I have multiple PostgreSQL servers for a web application. Typically one master and multiple slaves in hot standby mode (asynchronous streaming replication).

I use PGBouncer for connection pooling: one instance installed on each PG server (port 6432) connecting to database on localhost. I use transaction pool mode.

In order to load-balance my read-only connections on slaves, I use HAProxy (v1.5) with a conf more or less like this:

listen pgsql_pool
        mode tcp
        option pgsql-check user ha
        balance roundrobin
        server master check backup
        server slave1 check
        server slave2 check
        server slave3 check

So, my web application connects to haproxy (port 10001), that load-balance connections on multiple pgbouncer configured on each PG slave.

Here is a representation graph of my current architecture:

haproxy > pgbouncer > postgresql

This works quite well like this, but I realize that some implements this quite differently: web application connects to a single PGBouncer instance that connects to HAproxy which load-balance over multiple PG servers:

pgbouncer > haproxy > postgresql

What's the best approach? The first one (my current one) or the second one? Are there any advantages of one solution over the other?



Your existing configuration of HAProxy -> PGBouncer -> PGServer approch is better. And that only works. Here is the reason: HAProxy redirects connection to different servers. this results in MAC address change in the database connection. So if PGBouncer is above HAProxy, each time the connections in the pool gets invalidated because of MAC address change.


pgbouncer maintains connections in a pool with a postgres server. TCP connection establishment times are significant in a high-volume environment.

Clients making a large number of DB requests will have to setup a connection with a remote PGBouncer for each request. This is more expensive, than running PgBouncer locally (so the application connects to pgbouncer locally) and pgBouncer maintains a pool of connections with the remote PG server.

So, IMO, PGBouncer -> HAProxy -> PGServer seems to be better than, HAProxy -> PGBouncer -> PGServer, especially when the PGBouncer is local to the client application.

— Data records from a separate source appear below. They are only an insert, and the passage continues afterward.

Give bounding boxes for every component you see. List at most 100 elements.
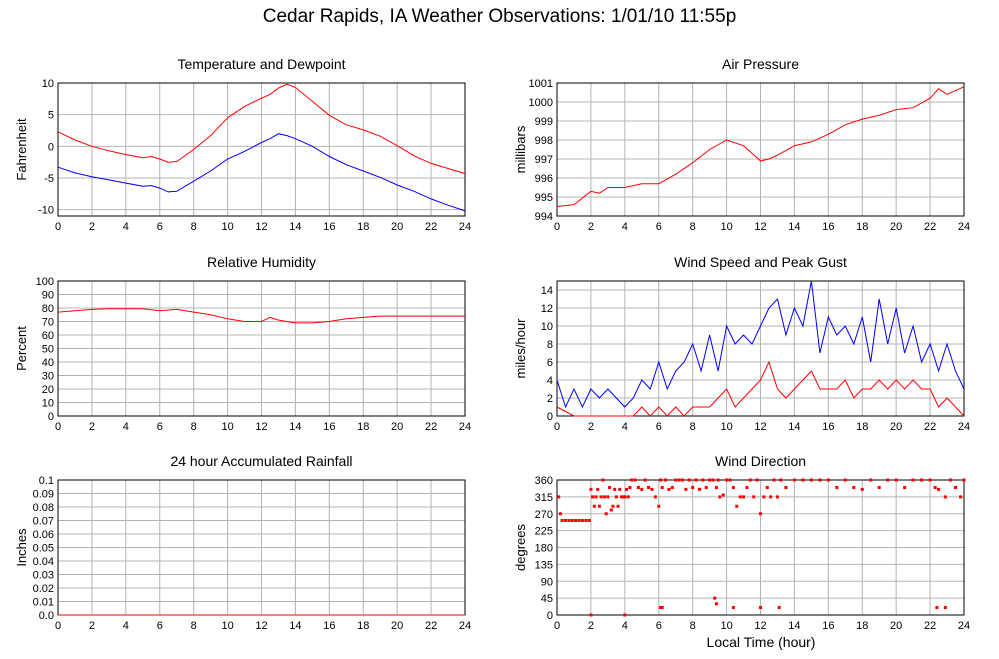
y-tick-label: 225 (535, 526, 553, 538)
y-tick-label: 70 (42, 317, 54, 329)
x-tick-label: 18 (357, 620, 369, 632)
y-axis-label: millibars (513, 125, 528, 173)
direction-point (680, 478, 684, 482)
x-tick-label: 18 (856, 620, 868, 632)
x-tick-label: 20 (391, 421, 403, 433)
direction-point (818, 478, 822, 482)
direction-point (618, 487, 622, 491)
direction-point (779, 478, 783, 482)
wind-speed-line (556, 360, 965, 417)
direction-point (594, 495, 598, 499)
direction-point (869, 478, 873, 482)
direction-point (570, 519, 574, 522)
direction-point (619, 495, 623, 499)
direction-point (728, 478, 732, 482)
x-axis-title: Local Time (hour) (706, 634, 816, 650)
x-tick-label: 4 (622, 421, 628, 433)
direction-point (775, 495, 779, 499)
direction-point (597, 504, 601, 508)
rainfall-chart: 0 2 4 6 8 10 12 14 16 18 20 22 240.00.010.020.030.04… (14, 453, 471, 632)
direction-point (755, 478, 759, 482)
x-tick-label: 16 (323, 421, 335, 433)
direction-point (735, 504, 739, 508)
direction-point (636, 486, 640, 489)
y-tick-label: 0.09 (33, 489, 54, 501)
x-tick-label: 2 (89, 221, 95, 233)
x-tick-label: 14 (788, 620, 800, 632)
y-axis-label: Fahrenheit (14, 118, 29, 181)
x-tick-label: 16 (822, 421, 834, 433)
direction-point (658, 606, 662, 609)
y-tick-label: 0 (547, 411, 553, 423)
x-tick-label: 14 (289, 421, 301, 433)
y-tick-label: 90 (541, 576, 553, 588)
y-tick-label: 1001 (529, 78, 553, 90)
y-tick-label: 0.0 (39, 610, 54, 622)
x-tick-label: 20 (890, 620, 902, 632)
air-pressure-chart: 0 2 4 6 8 10 12 14 16 18 20 22 249949959969979989991… (513, 56, 970, 233)
y-tick-label: 8 (547, 339, 553, 351)
direction-point (557, 495, 561, 499)
direction-point (759, 606, 762, 609)
x-tick-label: 12 (754, 620, 766, 632)
x-tick-label: 20 (391, 620, 403, 632)
x-tick-label: 12 (255, 620, 267, 632)
y-tick-label: 998 (535, 135, 553, 147)
direction-point (587, 519, 591, 522)
direction-point (580, 519, 584, 522)
wind-direction-chart: 0 2 4 6 8 10 12 14 16 18 20 22 240459013518022527031… (513, 453, 970, 632)
direction-point (660, 486, 664, 489)
x-tick-label: 8 (191, 620, 197, 632)
direction-point (886, 478, 890, 482)
direction-point (601, 478, 605, 482)
direction-point (894, 478, 898, 482)
x-tick-label: 12 (754, 421, 766, 433)
x-tick-label: 0 (55, 421, 61, 433)
x-tick-label: 20 (391, 221, 403, 233)
x-tick-label: 12 (754, 221, 766, 233)
direction-point (563, 519, 567, 522)
x-tick-label: 6 (656, 221, 662, 233)
chart-title: Wind Direction (715, 453, 806, 469)
direction-point (616, 504, 620, 508)
x-tick-label: 8 (690, 620, 696, 632)
direction-point (687, 478, 691, 482)
direction-point (742, 495, 746, 499)
x-tick-label: 18 (357, 221, 369, 233)
x-tick-label: 10 (720, 620, 732, 632)
y-tick-label: 30 (42, 371, 54, 383)
direction-point (660, 606, 664, 609)
x-tick-label: 0 (554, 620, 560, 632)
chart-title: Air Pressure (722, 56, 799, 72)
y-tick-label: 0.08 (33, 502, 54, 514)
y-tick-label: 999 (535, 116, 553, 128)
direction-point (657, 504, 661, 508)
direction-point (860, 487, 864, 491)
direction-point (684, 487, 688, 491)
x-tick-label: 16 (323, 221, 335, 233)
y-tick-label: 0 (48, 141, 54, 153)
x-tick-label: 24 (459, 221, 471, 233)
direction-point (943, 495, 947, 499)
plot-frame (556, 280, 965, 417)
direction-point (602, 495, 606, 499)
direction-point (843, 478, 847, 482)
x-tick-label: 8 (191, 421, 197, 433)
direction-point (589, 487, 593, 491)
x-tick-label: 18 (856, 421, 868, 433)
direction-point (718, 495, 722, 499)
x-tick-label: 2 (588, 421, 594, 433)
x-tick-label: 20 (890, 421, 902, 433)
direction-point (835, 486, 839, 489)
temperature-line (57, 83, 466, 175)
direction-point (731, 606, 735, 609)
direction-point (621, 495, 625, 499)
direction-point (772, 478, 776, 482)
y-tick-label: 60 (42, 330, 54, 342)
pressure-line (556, 86, 965, 207)
direction-point (852, 486, 856, 489)
x-tick-label: 12 (255, 421, 267, 433)
y-tick-label: 315 (535, 492, 553, 504)
direction-point (777, 606, 781, 609)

  • Hi good disussion, i'm interested to try this out is there guides in the internet to setup HAProxyx ->PGBouncer -PgServer? are there guide out there for PostgreSQL High Availability/Scalability using HAProxy and PGBouncer? I just wanted to test it out on our test environment. Thanks! – bherto39 Feb 20 '20 at 15:22

I have to disagree with the answer provided by donatello.

You see, if your application doesn't manage DB connections using a local pool, it will create a new connection each time it needs to query the DB; that happens exactly the same when using PgBouncer, so you will have a very good improvement by using it.

When PgBouncer is managing PostgreSQL connections by pooling them, the time your app spends opening a connection drops significantly, compared to when the connection is opened directly to DB. That's because PG is quite slow to check and verify credentials and everything every single time a connection is requested.

So, the approach App -> HAProxy -> [PgBouncer -> PostgreSQL] is the better one, because PgBouncer saves the connection time to PG. The pooling mode is important to take account of as well. You have to be aware of the way your app behaves. Is it mostly transactional? Or, is it more of execute a bunch of small SQL sentences with a high concurrency? All those parameters have an effect on performance.